Quote (Juventus @ Nov 10 2012 03:08pm)
I didn't know where to post this, and I didn't want to talk to my friends about it because it makes me seem weak.
I miss my grandfather so bad, he died 15 months ago after getting asbestosis poisoning from working in a ship yard when he came to America.
Just hoping someone out there could put some positive light in this, maybe some religious quotes from the Bible or something, I feel like I'm hitting rock-bottom with Thanksgiving coming up.
Anybody out there know what its like to lose your favorite person ever, and rather suddenly? Usually I'm fine, I became pretty religious since he got sick, I can't even function throughout the day without praying twice (when I wake up and when I go to bed).

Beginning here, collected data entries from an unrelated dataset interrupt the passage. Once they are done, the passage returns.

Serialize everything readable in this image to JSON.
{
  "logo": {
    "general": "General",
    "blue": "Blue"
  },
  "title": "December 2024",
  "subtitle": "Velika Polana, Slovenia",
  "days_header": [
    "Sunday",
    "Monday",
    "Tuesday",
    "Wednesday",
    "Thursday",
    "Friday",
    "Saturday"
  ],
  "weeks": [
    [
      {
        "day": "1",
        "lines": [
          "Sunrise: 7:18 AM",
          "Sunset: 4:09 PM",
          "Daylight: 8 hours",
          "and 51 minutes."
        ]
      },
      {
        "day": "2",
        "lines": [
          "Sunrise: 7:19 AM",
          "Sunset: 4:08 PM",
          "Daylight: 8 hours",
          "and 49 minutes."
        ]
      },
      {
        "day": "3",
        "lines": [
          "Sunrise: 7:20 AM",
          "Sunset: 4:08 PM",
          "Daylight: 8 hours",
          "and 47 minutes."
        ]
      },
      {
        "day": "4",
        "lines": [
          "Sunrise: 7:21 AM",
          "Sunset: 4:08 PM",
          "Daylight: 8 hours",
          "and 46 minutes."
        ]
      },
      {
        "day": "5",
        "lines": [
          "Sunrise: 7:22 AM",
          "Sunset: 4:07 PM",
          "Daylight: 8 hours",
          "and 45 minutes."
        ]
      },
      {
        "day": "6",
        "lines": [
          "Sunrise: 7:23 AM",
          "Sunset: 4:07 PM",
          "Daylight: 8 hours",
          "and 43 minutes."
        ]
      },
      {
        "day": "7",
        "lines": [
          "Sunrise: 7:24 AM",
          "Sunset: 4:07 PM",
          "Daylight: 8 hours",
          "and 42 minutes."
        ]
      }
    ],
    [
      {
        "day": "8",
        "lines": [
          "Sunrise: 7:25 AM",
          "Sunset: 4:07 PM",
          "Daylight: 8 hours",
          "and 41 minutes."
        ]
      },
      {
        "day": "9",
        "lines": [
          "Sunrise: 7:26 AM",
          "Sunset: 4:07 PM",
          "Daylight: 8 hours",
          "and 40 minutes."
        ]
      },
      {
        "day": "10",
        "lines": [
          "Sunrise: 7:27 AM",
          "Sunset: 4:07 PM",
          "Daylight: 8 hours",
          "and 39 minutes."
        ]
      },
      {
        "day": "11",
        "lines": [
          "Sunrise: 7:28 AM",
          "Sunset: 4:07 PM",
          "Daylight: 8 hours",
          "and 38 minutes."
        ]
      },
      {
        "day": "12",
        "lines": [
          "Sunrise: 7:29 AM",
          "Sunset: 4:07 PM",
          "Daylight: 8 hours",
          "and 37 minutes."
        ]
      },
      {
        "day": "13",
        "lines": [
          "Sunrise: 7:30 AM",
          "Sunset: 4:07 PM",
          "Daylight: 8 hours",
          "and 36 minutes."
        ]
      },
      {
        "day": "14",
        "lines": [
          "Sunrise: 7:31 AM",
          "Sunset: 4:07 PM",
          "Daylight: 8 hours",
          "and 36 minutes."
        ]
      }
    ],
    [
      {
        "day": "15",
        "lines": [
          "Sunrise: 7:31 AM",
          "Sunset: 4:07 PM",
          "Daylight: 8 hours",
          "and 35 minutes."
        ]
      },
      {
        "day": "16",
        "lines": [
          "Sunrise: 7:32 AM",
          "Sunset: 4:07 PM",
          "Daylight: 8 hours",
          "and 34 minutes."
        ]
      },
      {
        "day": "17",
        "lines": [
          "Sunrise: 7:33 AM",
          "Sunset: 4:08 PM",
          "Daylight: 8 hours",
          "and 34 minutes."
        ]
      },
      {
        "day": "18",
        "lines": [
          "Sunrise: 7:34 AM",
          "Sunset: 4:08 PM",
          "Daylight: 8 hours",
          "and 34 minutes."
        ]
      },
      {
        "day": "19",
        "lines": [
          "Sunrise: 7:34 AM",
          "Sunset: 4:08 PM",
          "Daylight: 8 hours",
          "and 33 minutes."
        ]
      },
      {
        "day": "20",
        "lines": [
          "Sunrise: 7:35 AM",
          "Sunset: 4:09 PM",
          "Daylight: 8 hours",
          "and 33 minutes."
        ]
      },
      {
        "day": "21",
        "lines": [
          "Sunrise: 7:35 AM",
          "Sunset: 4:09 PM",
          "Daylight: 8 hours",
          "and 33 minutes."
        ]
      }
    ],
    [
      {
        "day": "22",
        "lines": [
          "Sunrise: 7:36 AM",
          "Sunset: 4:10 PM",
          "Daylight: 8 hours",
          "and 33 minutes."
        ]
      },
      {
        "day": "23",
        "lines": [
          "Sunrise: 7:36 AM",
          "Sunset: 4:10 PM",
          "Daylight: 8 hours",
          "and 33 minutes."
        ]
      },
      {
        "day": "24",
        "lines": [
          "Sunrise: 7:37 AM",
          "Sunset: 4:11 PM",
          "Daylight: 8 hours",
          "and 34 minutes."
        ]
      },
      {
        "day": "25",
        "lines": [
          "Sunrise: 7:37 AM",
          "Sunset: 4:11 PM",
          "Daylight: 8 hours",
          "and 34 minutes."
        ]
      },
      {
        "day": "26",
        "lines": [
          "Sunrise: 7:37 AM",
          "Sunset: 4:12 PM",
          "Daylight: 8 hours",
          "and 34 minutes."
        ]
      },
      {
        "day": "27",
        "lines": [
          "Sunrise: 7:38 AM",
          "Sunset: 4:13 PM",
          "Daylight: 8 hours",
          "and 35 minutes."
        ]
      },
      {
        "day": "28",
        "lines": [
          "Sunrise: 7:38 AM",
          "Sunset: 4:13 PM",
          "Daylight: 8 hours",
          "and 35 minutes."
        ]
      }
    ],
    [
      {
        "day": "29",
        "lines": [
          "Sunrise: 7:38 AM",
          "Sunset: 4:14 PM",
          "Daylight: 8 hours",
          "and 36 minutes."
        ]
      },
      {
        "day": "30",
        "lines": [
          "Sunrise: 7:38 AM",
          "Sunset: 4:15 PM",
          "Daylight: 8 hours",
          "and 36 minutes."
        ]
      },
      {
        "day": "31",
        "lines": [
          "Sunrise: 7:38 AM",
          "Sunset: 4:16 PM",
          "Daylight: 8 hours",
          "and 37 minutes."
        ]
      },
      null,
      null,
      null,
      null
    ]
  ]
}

I never went through all the steps of mourning / grieving, I just did it on my own. I wasn't BAD growing up, but I smoked a lot of pot, drank a lot, and partied a lot, but that was just high school stuff. I'm 19 now, be 20 very soon, and am a fireman/EMT, I really got on the right track, but I just wish he was here to see it for himself, and I think thats my biggest problem, I just feel guilty that he isn't here to see me ...
I'm his names sake, and just miss speaking Italian with him and all the little things ... if someone could brighten my day up I would really appreciate it, if anyone else out there is going through the same thing, you're not alone, God Bless.
Please don't troll on this thread, I just really am looking for some advice.
Why does it make you seem weak? What is wrong with feeling weak? Are you worried about what your friends may think about you?
The answer is it doesn't matter what your friends think about you. It matters what God thinks about you.
So you feel guilty that your Grandfather isn't here to see you. Where is that guilt coming from? Who is guilty of what crime?
The answer is there is nothing to be guilty about. Remember that Jesus died for all your sins, he put all your guilt on the cross and put it to death.